Hi Gordon & Michael,
I have a few questions, hope you can help me!
1. While modeling, if we don’t have a very specific client requirement, at what accuracy should we usually stop? Should we stop at 75%, or 80%? Are there standard accuracy requirements based on the industry? For example, in drug research & development, model accuracy is required to be very high.
2. What is the best approach for selecting records/training dataset when the client doesn’t have info on the cut-off/valid ranges for certain numeric columns? If it’s something like Age, there is no problem. But when it’s client/business specific columns, it’s not that easy to figure out the valid ranges. What I usually do for such problems is – 1. do some research on the web to have an understanding on all the values that the specific column can take 2. see the data distribution of that column and select values based on the percentiles. E.g if values from 10 to 60 (for that column) represent 80% of all the records, I exclude all records having values outside this range. Is this a good approach? Are there other alternatives?
3. Generally, I see model accuracy (predictive/risk/churn models) getting better when I recode/transform continuous variables into categorical variables through binning/grouping. But this also results in loss of information. How do we strike a balance here? I believe the business/domain should only decide whether I should use continuous or categorical values, and not the statistics. Is that correct?
Will check your blog regularly for the answersJ
These three questions have something in common: There is no single right answer since so much depends on the business context (in the first two cases) or the modeling context (in the third case).
My statement about no right answers is especially true of the question regarding accuracy. There are contexts where a 95% error rate is perfectly acceptable. I am thinking of response modeling for direct mail. If a model is used to choose people likely to respond to an offer and only 5% of those chosen actually respond, then the error rate is 95%. How could that be acceptable? Well, if a 4% response rate is required for profitability and the response rate for a randomly selected control group is 3% then the model--despite its apparently terrible error rate--has heroically turned a money-losing campaign into a profitable one. Success is measured in dollars (or rupees or yen, but you know what I mean) not by error rates.
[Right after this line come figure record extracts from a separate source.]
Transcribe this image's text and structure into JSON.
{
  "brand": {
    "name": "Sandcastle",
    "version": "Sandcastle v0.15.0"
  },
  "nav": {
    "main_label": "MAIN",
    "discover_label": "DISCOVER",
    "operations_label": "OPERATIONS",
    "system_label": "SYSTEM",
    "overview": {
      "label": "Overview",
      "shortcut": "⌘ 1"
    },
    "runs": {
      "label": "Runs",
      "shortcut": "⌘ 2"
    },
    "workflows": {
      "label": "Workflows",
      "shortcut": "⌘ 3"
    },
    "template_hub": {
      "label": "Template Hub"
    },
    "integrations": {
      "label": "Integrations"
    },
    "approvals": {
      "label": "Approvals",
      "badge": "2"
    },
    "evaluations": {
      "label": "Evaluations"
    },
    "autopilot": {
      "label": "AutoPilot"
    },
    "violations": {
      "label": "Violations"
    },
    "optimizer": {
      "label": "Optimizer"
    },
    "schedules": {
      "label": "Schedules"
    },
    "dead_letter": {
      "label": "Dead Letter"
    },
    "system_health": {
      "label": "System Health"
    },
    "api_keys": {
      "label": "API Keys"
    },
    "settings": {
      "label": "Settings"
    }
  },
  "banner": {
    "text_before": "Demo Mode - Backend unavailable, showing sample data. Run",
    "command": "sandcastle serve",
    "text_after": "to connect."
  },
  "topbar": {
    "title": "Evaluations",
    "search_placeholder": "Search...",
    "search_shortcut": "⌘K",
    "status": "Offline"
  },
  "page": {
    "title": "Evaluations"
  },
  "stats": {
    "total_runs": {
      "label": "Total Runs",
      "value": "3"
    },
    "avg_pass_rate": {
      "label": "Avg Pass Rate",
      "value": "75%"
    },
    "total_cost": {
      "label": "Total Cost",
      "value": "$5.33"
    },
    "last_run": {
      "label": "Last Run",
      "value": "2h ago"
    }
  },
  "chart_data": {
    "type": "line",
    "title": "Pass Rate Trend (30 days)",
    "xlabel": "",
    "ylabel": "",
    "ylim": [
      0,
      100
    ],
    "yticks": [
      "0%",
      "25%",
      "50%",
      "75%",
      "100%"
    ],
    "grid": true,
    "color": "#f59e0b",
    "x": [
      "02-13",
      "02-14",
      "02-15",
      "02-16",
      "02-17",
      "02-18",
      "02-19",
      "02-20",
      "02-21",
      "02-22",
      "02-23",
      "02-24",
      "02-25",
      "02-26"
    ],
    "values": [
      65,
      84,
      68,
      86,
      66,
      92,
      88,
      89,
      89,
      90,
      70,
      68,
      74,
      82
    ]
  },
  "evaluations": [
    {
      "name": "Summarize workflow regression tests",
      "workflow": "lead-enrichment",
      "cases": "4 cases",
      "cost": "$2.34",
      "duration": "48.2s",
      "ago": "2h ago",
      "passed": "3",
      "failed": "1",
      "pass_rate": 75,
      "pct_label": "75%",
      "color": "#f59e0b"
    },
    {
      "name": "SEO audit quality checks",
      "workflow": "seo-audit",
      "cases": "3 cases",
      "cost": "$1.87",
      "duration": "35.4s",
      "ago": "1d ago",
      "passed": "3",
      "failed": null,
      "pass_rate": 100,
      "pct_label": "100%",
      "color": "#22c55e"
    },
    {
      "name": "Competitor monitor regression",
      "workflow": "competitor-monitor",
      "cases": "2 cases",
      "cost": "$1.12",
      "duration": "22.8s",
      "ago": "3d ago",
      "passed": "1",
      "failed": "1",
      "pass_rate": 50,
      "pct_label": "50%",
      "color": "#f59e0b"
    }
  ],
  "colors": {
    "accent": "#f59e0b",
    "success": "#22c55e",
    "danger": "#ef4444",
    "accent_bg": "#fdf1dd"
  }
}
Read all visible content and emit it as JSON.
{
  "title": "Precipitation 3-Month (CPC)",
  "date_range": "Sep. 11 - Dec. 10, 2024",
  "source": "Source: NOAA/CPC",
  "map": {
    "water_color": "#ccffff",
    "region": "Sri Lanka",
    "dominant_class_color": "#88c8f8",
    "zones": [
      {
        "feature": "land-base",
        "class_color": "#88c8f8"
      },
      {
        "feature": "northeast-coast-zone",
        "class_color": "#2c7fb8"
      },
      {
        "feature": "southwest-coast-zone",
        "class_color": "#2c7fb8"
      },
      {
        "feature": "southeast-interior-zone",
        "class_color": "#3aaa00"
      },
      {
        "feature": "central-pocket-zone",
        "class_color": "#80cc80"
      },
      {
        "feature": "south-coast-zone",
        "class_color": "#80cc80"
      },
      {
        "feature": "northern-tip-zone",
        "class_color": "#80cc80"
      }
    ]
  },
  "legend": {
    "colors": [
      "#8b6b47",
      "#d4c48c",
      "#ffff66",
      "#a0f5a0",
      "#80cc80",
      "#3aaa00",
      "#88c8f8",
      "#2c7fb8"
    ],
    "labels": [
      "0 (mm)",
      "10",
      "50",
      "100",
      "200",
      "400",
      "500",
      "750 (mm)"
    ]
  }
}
In other contexts, much better accuracy is required. A model for credit-card fraud cannot afford a high false-positive rate because this will result in legitimate transactions not being approved. The result is unhappy card holders canceling their accounts. Even if your client cannot provide an explicit requirement for accuracy, you may be able to derive one from the business context.
Absent any other constraints, I tend to stop trying to improve a model when I reach the point of diminishing returns. When a large effort on my part yields only a minor improvement, my time will probably be better spent on some other problem.
This question is really about when to throw out data. I see know reason to discard data just because it happens to be in the tails of the distribution. To use your example where 80% of the records have values between 10 and 60, it may be that all the best customers have a value of 75 or more. It may make sense to throw out records which contain clearly impossible values, but even in that case, I would want to understand how the impossible values were generated. If all the records with impossibly high ages were generated in the same geographic region or from the same distribution channel, throwing them out will bias your sample.
Often, unusual values have some fairly simple explanation. When looking at loyalty card data for a supermarket, we found that there were a few cards that had seemingly impossibly large numbers of orders. The explanation was that when people checked out without their card and were therefore in danger of missing out on a discount, the nice checkout lady took pity on them and used her own card to get them the discount. Understanding that mechanism meant we could safely ignore data for those cards since they did not represent the actual shopping habits of any real customer.
Whether or not binning continuous variables is helpful or harmful will depend very much on the particular modeling algorithm you are using and on how the binning is performed. I do not agree that, as a general rule, models are improved by binning continuous variables. As you note, this process destroys information. As an extreme example, suppose you have a relationship that is completely determined by a continuous (or discrete, but with small increments) relationship--a tax of a constant amount per liter, say. The more accurately you can measure the number of liters sold, the more accurately you can estimate the tax revenue. In such a case, binning could only be harmful.
When binning tends to be helpful is when the relationship between the explanatory variable and the thing you are trying to explain is more complex than the particular modeling technique you have chosen can handle. For example, you have chosen a linear model and the relationship is non-linear. I once modeled household penetration for my local newspaper, the Boston Globe. One of my explanatory variables was distance from Boston. Clearly, this should have some effect, but there is only a low level of linear correlation. This is because penetration goes up as a function of distance as you travel out to the first ring of suburbs where penetration is highest, but then goes down again as you continue to travel farther from Boston. So a linear model could not make good use of the untransformed variable, but it could make use of three variables in the form within_three, three_to_ten, and beyond_ten (assuming that 3 and 10 are the right bin boundaries). Of course, binning is not the only transformation that could help and linear models are not the only choice of model.